Poetry is an art form that has survived for thousands and thousands of years. We study it in school and we hear quotes from poems scattered thorughout our life. But do we ever truly make meaning of it? Does it even matter? My answer to you is yes it does. Reading poetry and or writing poetry can drastically improve your life, because it has improved mine. In this article I will attempt to articulate why poetry is important to read and also to write
Reading Poetry
Poetry is one of the most powerful forms of writing because it takes the english language, a language we believe we know, and transforms it. Suddenly the words do not sound the same or mean the same. The pattern of the sentences sound new and melodious. It is truly another language exclusively for the writer and the reader. No poem can be read in the same way, because the words mean something different to each of us. For this reason, many find poetry and elusive art form. However, the issue in understanding poetry lies in how you read poetry. Reading it logically results in an overall comprehension, rigid and unchanging. However, reading it emotionally allows the nuances and paradoxes to enter our understanding. Anyone who writes poetry can attest, you have to write it with an open heart. So as a reader, we must do the same. All poems are insights into the most intimate inner workings of the writer's mind and soul. To read it coldly and rationally would be shutting the door on the relationship that the writer is attempting to forge with you. Opening your heart to poetry is the only way to get fulfillment from it.

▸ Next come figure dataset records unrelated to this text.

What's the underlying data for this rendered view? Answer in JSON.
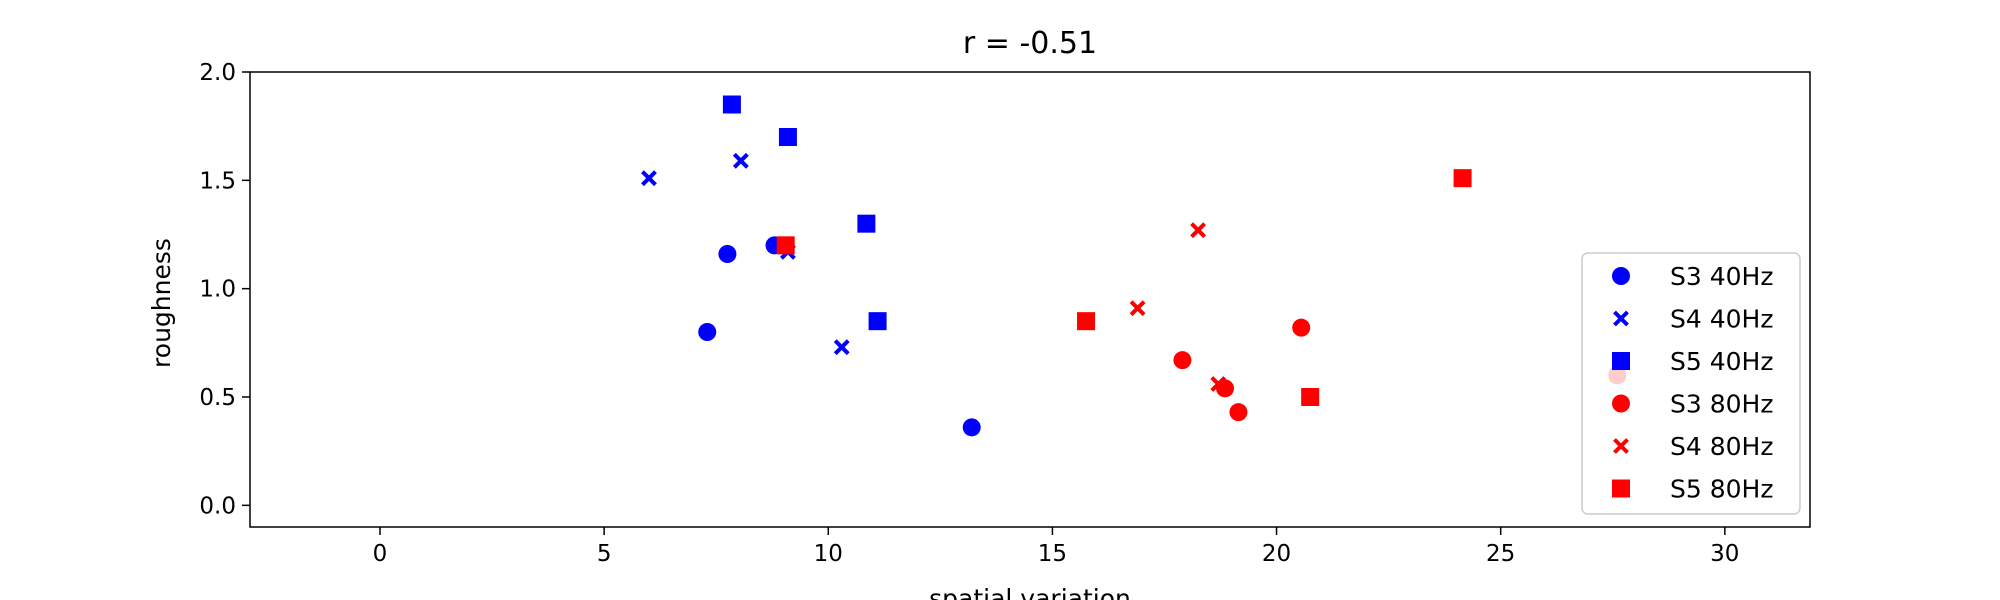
{
  "chart_data": {
    "type": "scatter",
    "title": "r = -0.51",
    "xlabel": "spatial variation",
    "ylabel": "roughness",
    "xlim": [
      -2.9,
      31.9
    ],
    "ylim": [
      -0.1,
      2.0
    ],
    "xticks": [
      0,
      5,
      10,
      15,
      20,
      25,
      30
    ],
    "yticks": [
      0.0,
      0.5,
      1.0,
      1.5,
      2.0
    ],
    "xtick_labels": [
      "0",
      "5",
      "10",
      "15",
      "20",
      "25",
      "30"
    ],
    "ytick_labels": [
      "0.0",
      "0.5",
      "1.0",
      "1.5",
      "2.0"
    ],
    "grid": false,
    "legend_position": "right",
    "series": [
      {
        "name": "S3 40Hz",
        "marker": "circle",
        "color": "#0000ff",
        "points": [
          [
            7.3,
            0.8
          ],
          [
            7.75,
            1.16
          ],
          [
            8.8,
            1.2
          ],
          [
            13.2,
            0.36
          ]
        ]
      },
      {
        "name": "S4 40Hz",
        "marker": "x",
        "color": "#0000ff",
        "points": [
          [
            6.0,
            1.51
          ],
          [
            8.05,
            1.59
          ],
          [
            9.1,
            1.17
          ],
          [
            10.3,
            0.73
          ]
        ]
      },
      {
        "name": "S5 40Hz",
        "marker": "square",
        "color": "#0000ff",
        "points": [
          [
            7.85,
            1.85
          ],
          [
            9.1,
            1.7
          ],
          [
            10.85,
            1.3
          ],
          [
            11.1,
            0.85
          ]
        ]
      },
      {
        "name": "S3 80Hz",
        "marker": "circle",
        "color": "#ff0000",
        "points": [
          [
            17.9,
            0.67
          ],
          [
            18.85,
            0.54
          ],
          [
            19.15,
            0.43
          ],
          [
            20.55,
            0.82
          ],
          [
            27.6,
            0.6
          ]
        ]
      },
      {
        "name": "S4 80Hz",
        "marker": "x",
        "color": "#ff0000",
        "points": [
          [
            16.9,
            0.91
          ],
          [
            18.25,
            1.27
          ],
          [
            18.7,
            0.56
          ],
          [
            27.6,
            0.6
          ]
        ]
      },
      {
        "name": "S5 80Hz",
        "marker": "square",
        "color": "#ff0000",
        "points": [
          [
            9.05,
            1.2
          ],
          [
            15.75,
            0.85
          ],
          [
            20.75,
            0.5
          ],
          [
            24.15,
            1.51
          ]
        ]
      }
    ]
  }
}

If you imagine poetry as a journey, you must be willing to trust the writer to guide you. Unwilling readers will never experience every part of the adventure in the same way open minded readers do. The journey may be filled with dead ends and suffering or endless joy and happiness. And still, you go. You pick up the poem, you read, you listen, and you feel.
In our culture we are experiencing a crisis where American people are the unhappiest people in the world statistically. How do we solve this? I answer: Mindfullness, gratitude, and poetry.
Writing Poetry
From a writer’s perspective, writing poetry can be equally elusive as reading poetry. When I first started writing poetry, the advice I always heard was practice, find your voice, keep a journal. I did all these things but still my poems were flat and inert. What was I missing? I poured over poems by Angelou, Shakespeare, Austen, and Wilde looking for a pattern, something I could emulate. This was the problem. I was unwilling to open my heart. I thought poetry could be a mask I could craft. But no matter how beautiful I made it, it would never come to life. It would never fit on another person’s face. It did not eve fit on mine.
My first poem that came alive was written in the dark late at night. I was lying in bed and I felt something stifling me. I could not sleep. I let the thoughts stew in my head until they could not remain locked away forever. I reached for my journal and I wrote.
Vulnerability was the key. Poetry is about expressing those thoughts and feelings we keep the most suppressed. We must be honest with ourselves about what we feel in order to write anything worth reading. It’s stopping and grabbing a thought by the tail and pulling it up into our conscious mind. It’s trying to express the beauty, and wonder we see. It’s about connecting our hearts and our minds to ourselves and our surroundings. It’s about finding peace.
Poetry is perhaps a more effective stress relief than working out or meditating because it forces you to express your feelings through words, which helps you not only understand your feelings but also communicate them more effectively. Furthermore, it is a skill that will remain in use for your entire life no matter what you end up doing professionally.
So reach for the pen, and let go of those things that have been burdening your freedom. Read poetry with your heart and let it affect you. The answer to our questions about the meaning of life, and the purpose of pain were written in poems. They have always been there.